-soujirou-
昼ごろになって、漸くあきらが来た。
最近、あきらのやつも忙しいらしい。
「仕方ねえよ。ジュニアの宿命だろ」 そう言って肩を竦めるあきら。 なんだかんだ言っても、あきらは一番ジュニアの立場ってものをわかってるやつだと思う。 良く言えば、大人だってことなんだろうな。 「類は?」 「さあ。牧野と一緒なんじゃねえの」 さっき、牧野の手を握っているところを見られて・・・・・ 警戒したのか、昼になってもカフェテリアに現われないってことは、牧野を外に連れ出したんだろう。 「ふーん?で、お前はふてくされてるってわけ?」 にやりと笑うあきら。 俺の心まで見透かしたような言葉にカチンと来て、あきらを睨みつける。 「何だよそれ。ふてくされてなんかねえよ、俺は」 「ごまかすなよ。知ってるんだぜ?最近のお前はらしくねえ。夜遊びに誘ってもこねえし、朝っぱらから真面目に大学に来てる。その理由に、牧野が関係してるってことくらい俺にもわかるぜ」 「・・・・・お前、やな奴だな」 俺の嫌味にも、楽しそうに笑うあきら。 まったく、本当にやな奴だぜ。 「けど・・・・・それはまずいんじゃねえの?類だって気付いてるだろ」 少し心配そうに俺を見るあきら。 俺は肩を竦める。 「わかってるよ。
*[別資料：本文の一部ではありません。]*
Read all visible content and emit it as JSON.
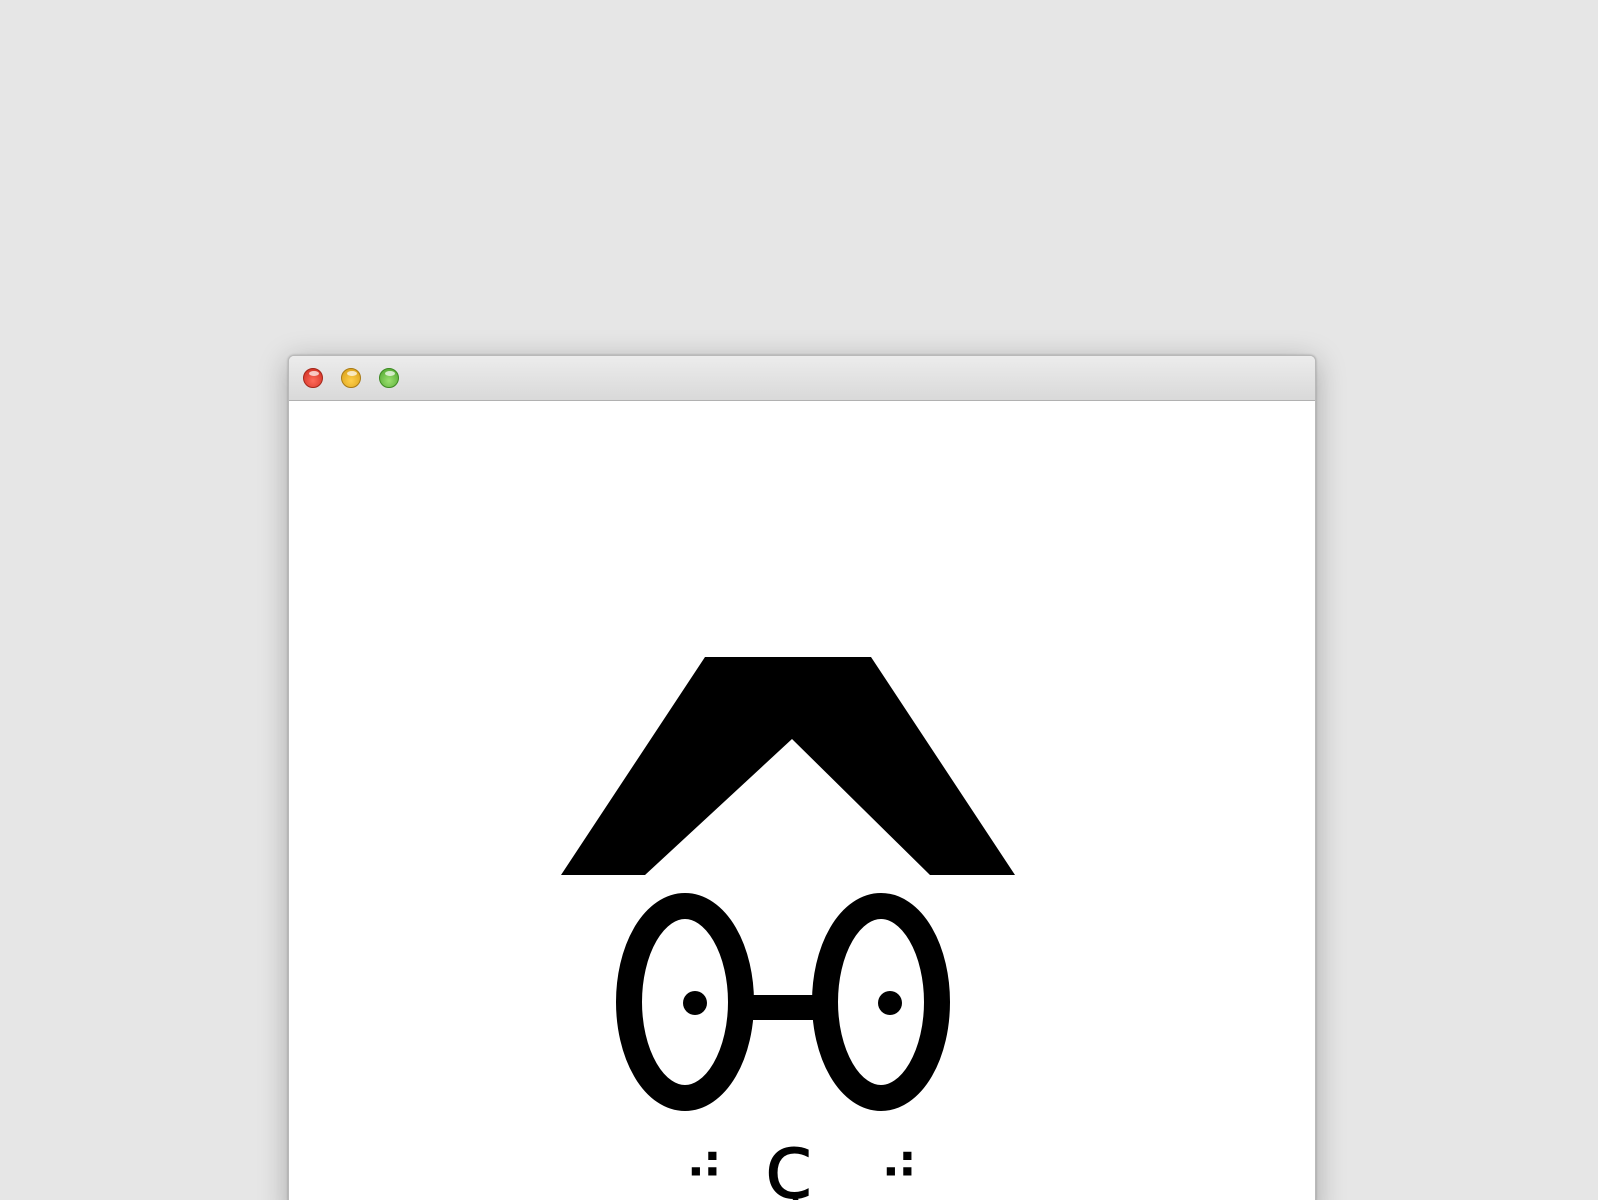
{
  "window": {
    "controls": {
      "close_icon": "close-icon",
      "minimize_icon": "minimize-icon",
      "maximize_icon": "maximize-icon",
      "close_color": "#ff5f57",
      "minimize_color": "#ffbd2e",
      "maximize_color": "#28c840"
    }
  },
  "face": {
    "nose": "ç",
    "left_cheek": "⠴",
    "right_cheek": "⠴",
    "ink_color": "#000000",
    "background_color": "#ffffff"
  }
}
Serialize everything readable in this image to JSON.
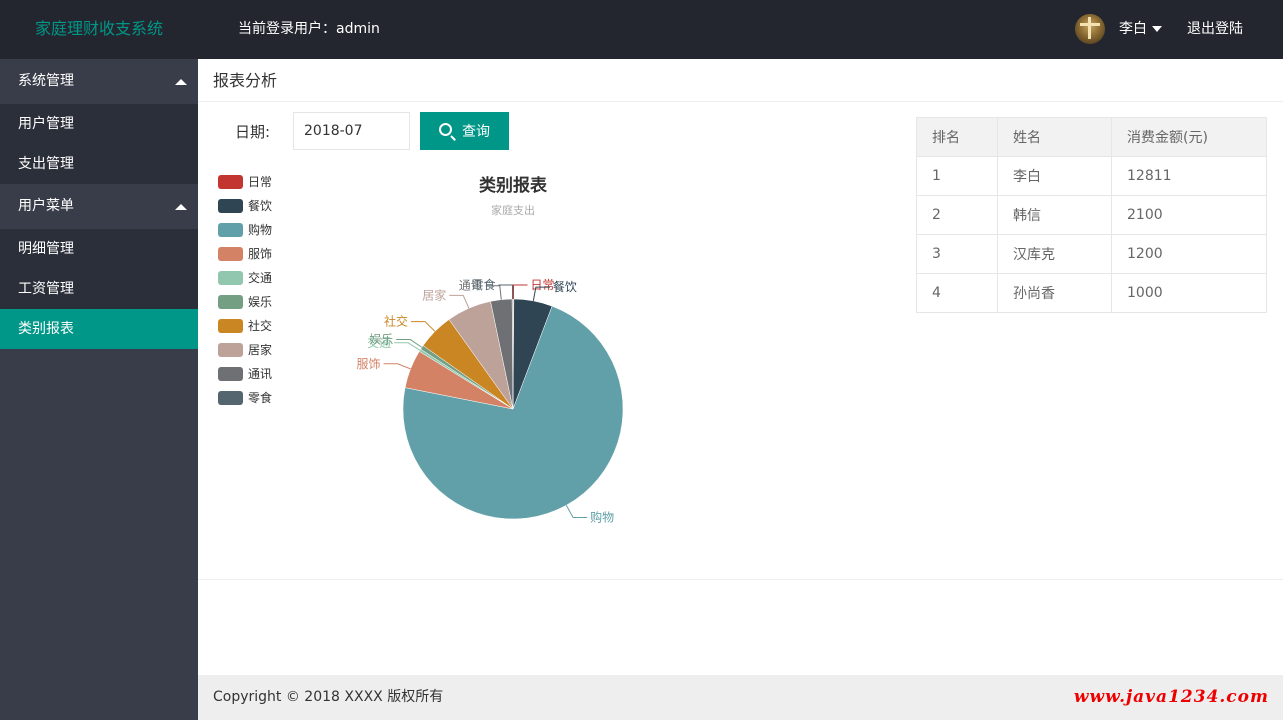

けど、どうにも出来ねえんだ。深入りするつもりはなかったんだけど・・・・・」 「言っとくけど、俺はどっちの味方もしねえからな。強いて言えば・・・・・牧野の味方だ。類と取り合って、あいつを傷つけるようなことだけはするなよ」 真剣なあきらの顔。 牧野は、あきらにとっても大事な存在だ。 そこに、恋愛感情はないけれど。
-rui- 「今日は、外に食べに行こう」 そう言って俺は牧野を外に連れ出した。
さっき見た光景が、俺の感情を揺さぶっていた。
牧野の手を握る総二郎。 頬を染める牧野。 甘く、切なげな視線で牧野を見つめる総二郎の姿に、俺はやっぱりとそれまでの疑惑を確信に変えた。
総二郎は、牧野に惚れてるんだ・・・・・・
遊びなんかじゃない。 あの総二郎が、本気で牧野に惚れてる。 その事実が、俺に警告を鳴らす。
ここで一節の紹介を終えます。